The sky is the limit. These are the words Inuit filmmaker Zacharias Kunuk uses when asked what advice he has for Aboriginal youth. He speaks with authority. Now only 43, Mr. Kunuk is the co-founder of Isuma Productions, the first Inuit independent film production company in Canada. Now the inhabitants of the forbidding Arctic, the Inuit, can turn on their televisions and see productions that truly reflect who and what they are. Through subtitles, the peoples of southern Canada and the world at large can now join with them and view the Inuit world through the prism that is Mr. Kunuk’s camera. In 1981, he brought the Arctic’s first video portapack home with him to Igloolik, a remote community of 900 which had twice refused southern television, fearing for their culture.
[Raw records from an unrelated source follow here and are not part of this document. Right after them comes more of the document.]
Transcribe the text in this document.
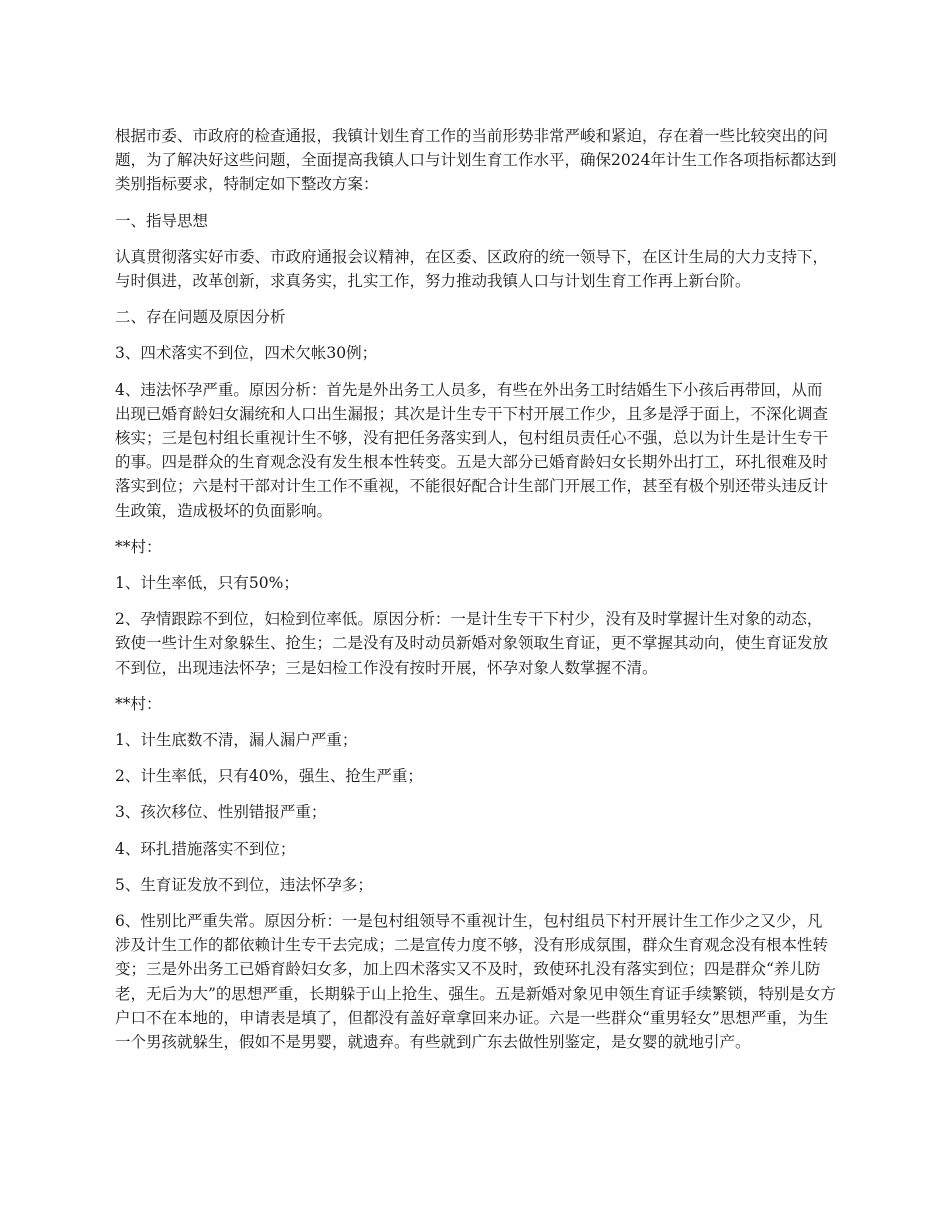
根据市委、市政府的检查通报，我镇计划生育工作的当前形势非常严峻和紧迫，存在着一些比较突出的问题，为了解决好这些问题，全面提高我镇人口与计划生育工作水平，确保2024年计生工作各项指标都达到类别指标要求，特制定如下整改方案：

一、指导思想

认真贯彻落实好市委、市政府通报会议精神，在区委、区政府的统一领导下，在区计生局的大力支持下，与时俱进，改革创新，求真务实，扎实工作，努力推动我镇人口与计划生育工作再上新台阶。

二、存在问题及原因分析

3、四术落实不到位，四术欠帐30例；

4、违法怀孕严重。原因分析：首先是外出务工人员多，有些在外出务工时结婚生下小孩后再带回，从而出现已婚育龄妇女漏统和人口出生漏报；其次是计生专干下村开展工作少，且多是浮于面上，不深化调查核实；三是包村组长重视计生不够，没有把任务落实到人，包村组员责任心不强，总以为计生是计生专干的事。四是群众的生育观念没有发生根本性转变。五是大部分已婚育龄妇女长期外出打工，环扎很难及时落实到位；六是村干部对计生工作不重视，不能很好配合计生部门开展工作，甚至有极个别还带头违反计生政策，造成极坏的负面影响。

**村：

1、计生率低，只有50%；

2、孕情跟踪不到位，妇检到位率低。原因分析：一是计生专干下村少，没有及时掌握计生对象的动态，致使一些计生对象躲生、抢生；二是没有及时动员新婚对象领取生育证，更不掌握其动向，使生育证发放不到位，出现违法怀孕；三是妇检工作没有按时开展，怀孕对象人数掌握不清。

**村：

1、计生底数不清，漏人漏户严重；

2、计生率低，只有40%，强生、抢生严重；

3、孩次移位、性别错报严重；

4、环扎措施落实不到位；

5、生育证发放不到位，违法怀孕多；

6、性别比严重失常。原因分析：一是包村组领导不重视计生，包村组员下村开展计生工作少之又少，凡涉及计生工作的都依赖计生专干去完成；二是宣传力度不够，没有形成氛围，群众生育观念没有根本性转变；三是外出务工已婚育龄妇女多，加上四术落实又不及时，致使环扎没有落实到位；四是群众“养儿防老，无后为大”的思想严重，长期躲于山上抢生、强生。五是新婚对象见申领生育证手续繁锁，特别是女方户口不在本地的，申请表是填了，但都没有盖好章拿回来办证。六是一些群众“重男轻女”思想严重，为生一个男孩就躲生，假如不是男婴，就遗弃。有些就到广东去做性别鉴定，是女婴的就地引产。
He never looked back. Soon, he confronted the non-Aboriginal production power-brokers – the CBC, Telefilm Canada and the National Film Board – over the rights of Inuit to make films in an Inuit voice and from their own perspective. Appropriately his first film was entitled From an Inuit Point of View. Mr. Kunuk has just released Atanaijuat (The Fast Runner), a $2 million historic thriller based on an ancient Inuit legend. He has also produced a television series called Ammiturmiut, which won the Best Series Award for the Inuit Broadcasting Corporation four years running. His films have been screened from Tokyo to Copenhagen and New York to Madrid. Though he’s been honoured around the world, Mr. Kunuk still fixes his own snowmobile at home in Igloolik, hunts seals at breathing holes, and remains true to an ancient past.